Rembrandt van Rijn. Fausto. Clique no link para ver a imagem em tamanho maior:rel://files/faust.jpg!HalfHD.jpg


Fausto e Rei Arthur são as duas únicas mitologias ocidentais relevantes depois de Cristo. (a) é o homem moderno, o 'homem fáustico', protagonista da tragédia do desenvolvimento, vítima do excesso e do pragmatismo desenvolvimentista, numa perpétua busca além de qualquer satisfação humana, tomado pelo sentimento de culpa (T2013p).

LPD

No século 16, na Alemanha, viveu um certo doutor Johan Faust, experto em magia, alquimia e cabala. Este personagem real provavelmente deu origem a um dos mais importantes e universais mitos esotéricos e psicológicos, traduzido na lenda de “Fausto e Mefistófeles”, a história do homem (Fausto) que vende a alma ao diabo (Mefistófeles) em troca de poder e sabedoria. Na realidade, ambos os personagens representam aspectos da alma humana, inquieta e ambiciosa, faminta de conhecimento das supremas verdades. Esse mito ganhou, com o passar do tempo, proporções arquetipais. O conflito de Fausto e Mefistófeles simboliza não mais apenas o homem como indivíduo, mas a própria humanidade, sonhadora e descontente, com suas aspirações e suas fraquezas.
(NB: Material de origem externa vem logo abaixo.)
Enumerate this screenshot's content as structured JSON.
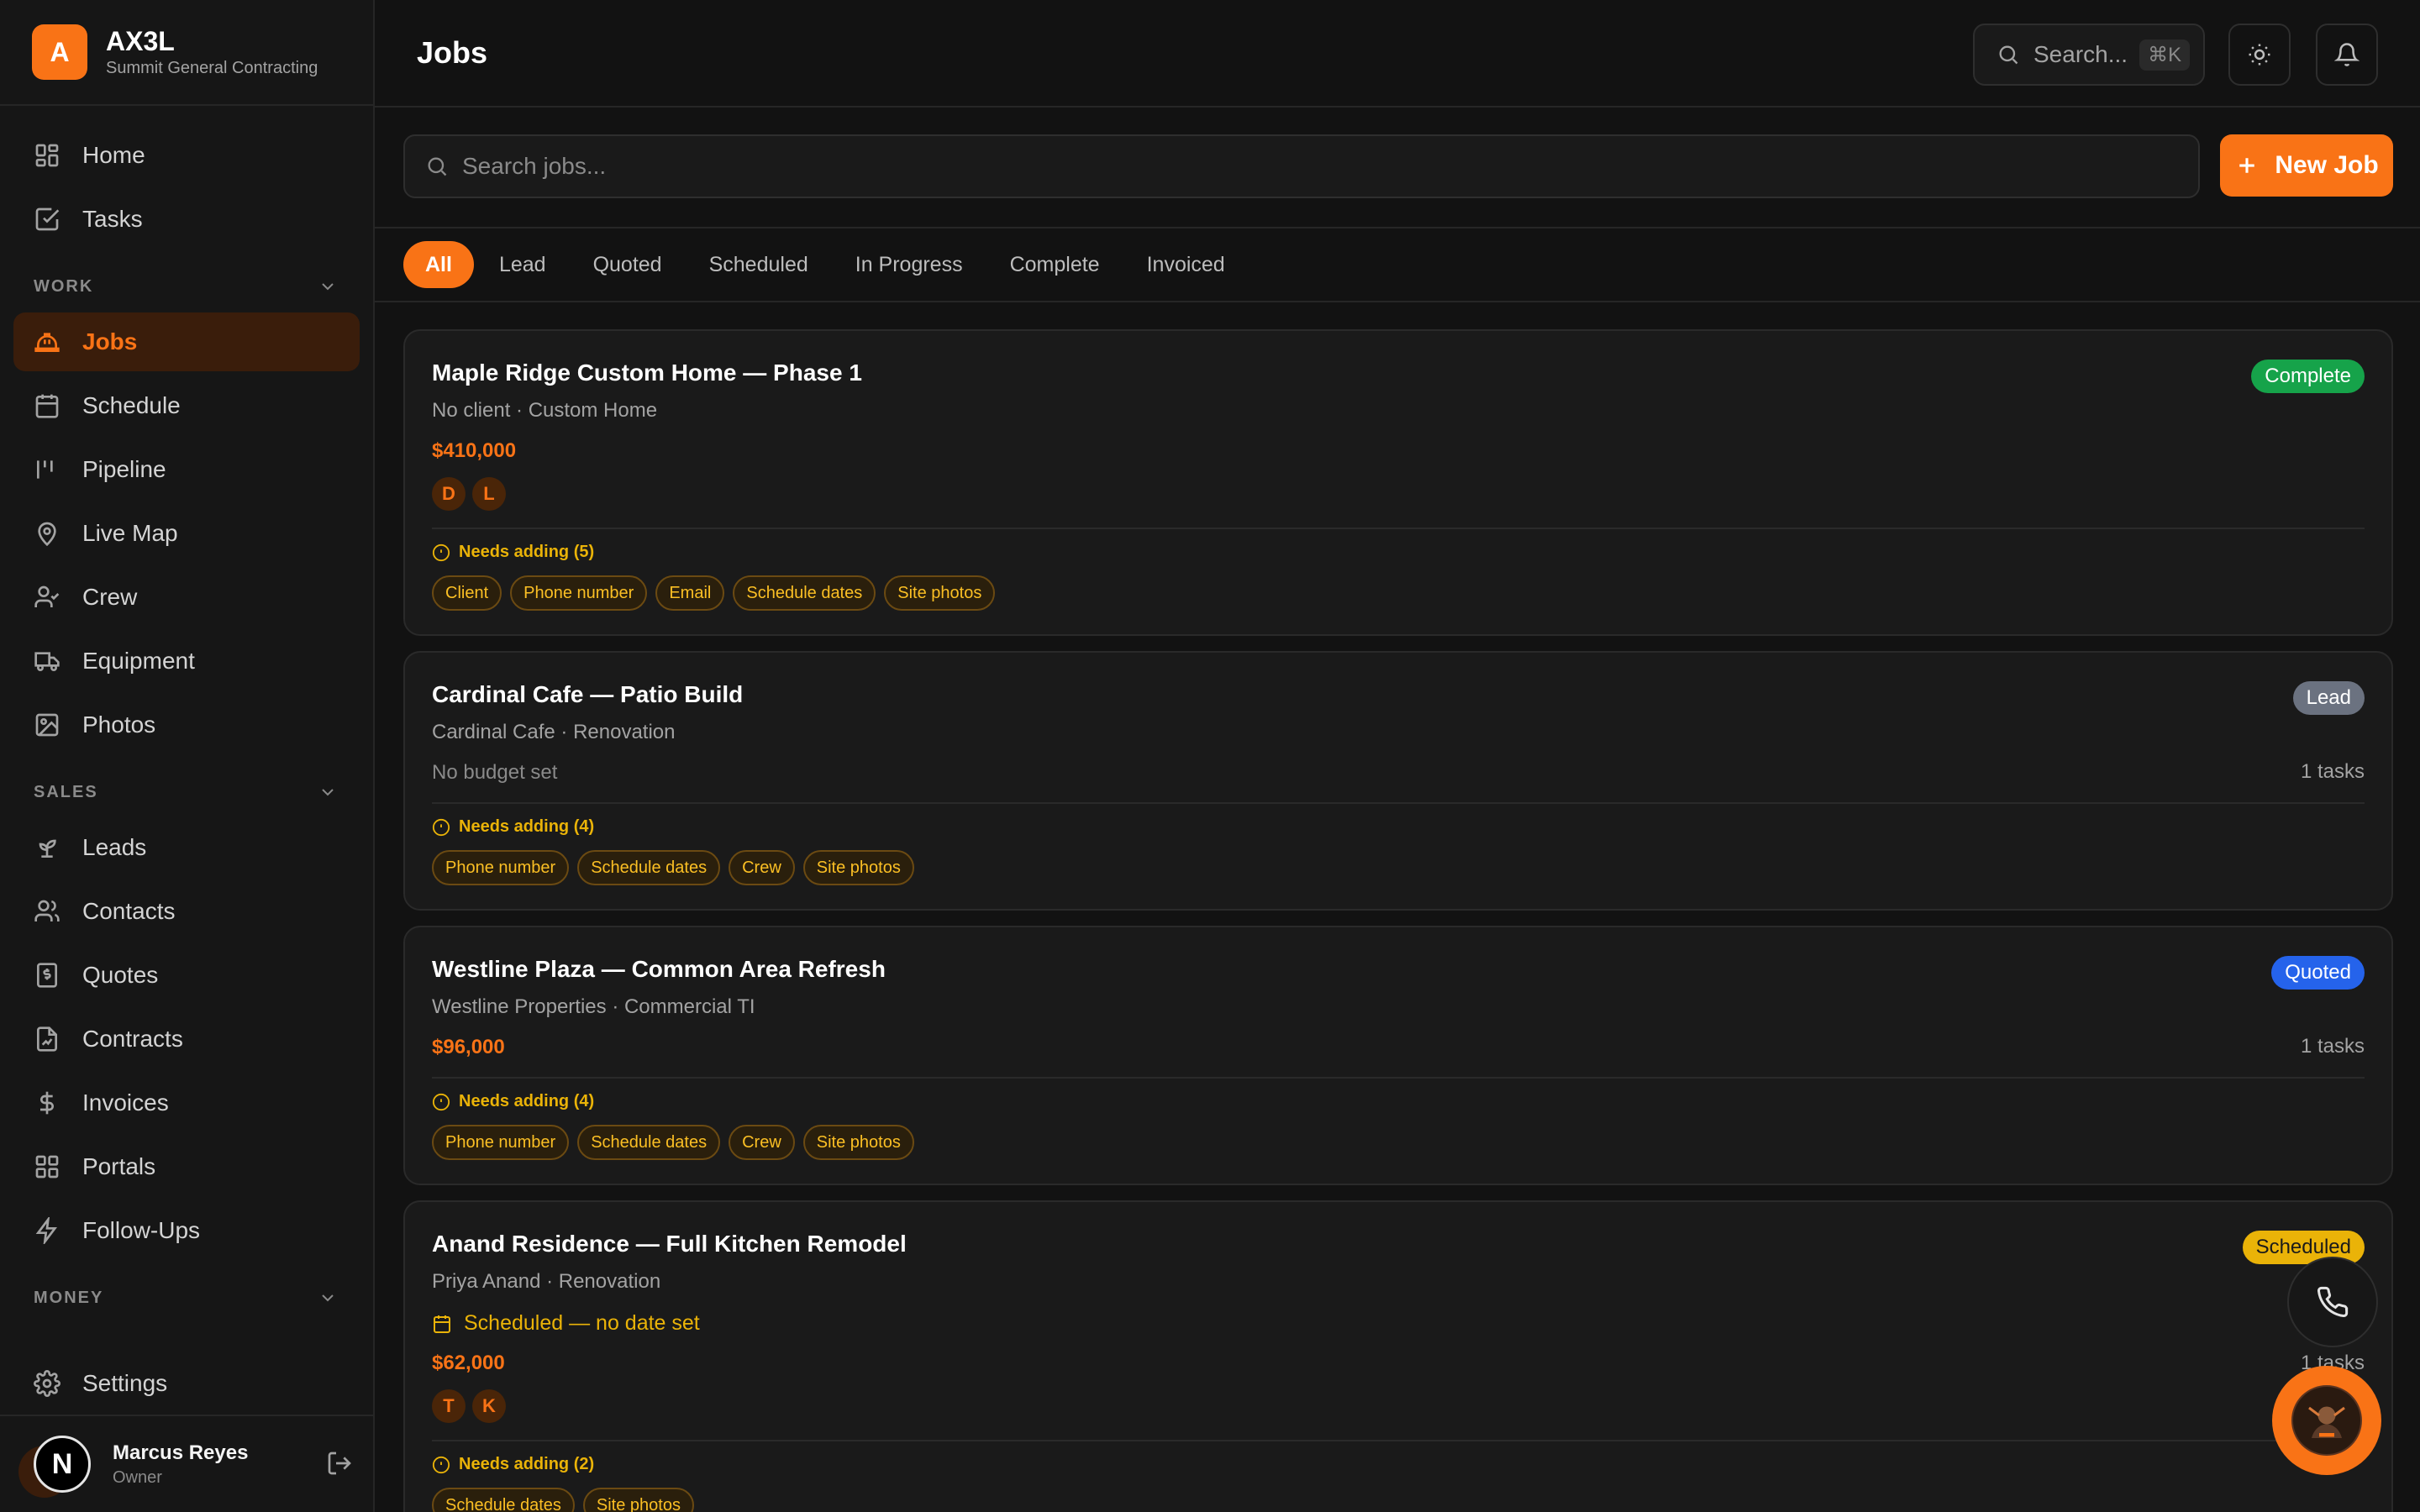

f.: Pellegrini, L. (1995). Dicionário de Símbolos Esotéricos. São Paulo: Editora Três.

Dabezies e eu

Fausto é um dos mitos literários mais célebres. Surgiu como lenda transmitida oralmente, reduzida a escrito por um anônimo em Frankfurt em 1587, num livro de enorme sucesso, que teve 22 edições em dez anos e foi copiado, imitado, traduzido para vários idiomas e fez fama na Europa toda. Em 1590 o célebre dramaturgo Christopher Marlowe escreveu uma peça baseada numa das versões dessa obra. Goethe trabalhou no seu Fausto, o mais famoso até hoje, de 1771 até 1832, ou seja, praticamente toda sua vida adulta. E a partir da obra dele Fausto se incorporou ao universo literário e as versões, adaptações, releituras e paródias são quase incontáveis. Como observa Dabezies (2005) entre os mitos literários Fausto é 'um paradigma quase completo'.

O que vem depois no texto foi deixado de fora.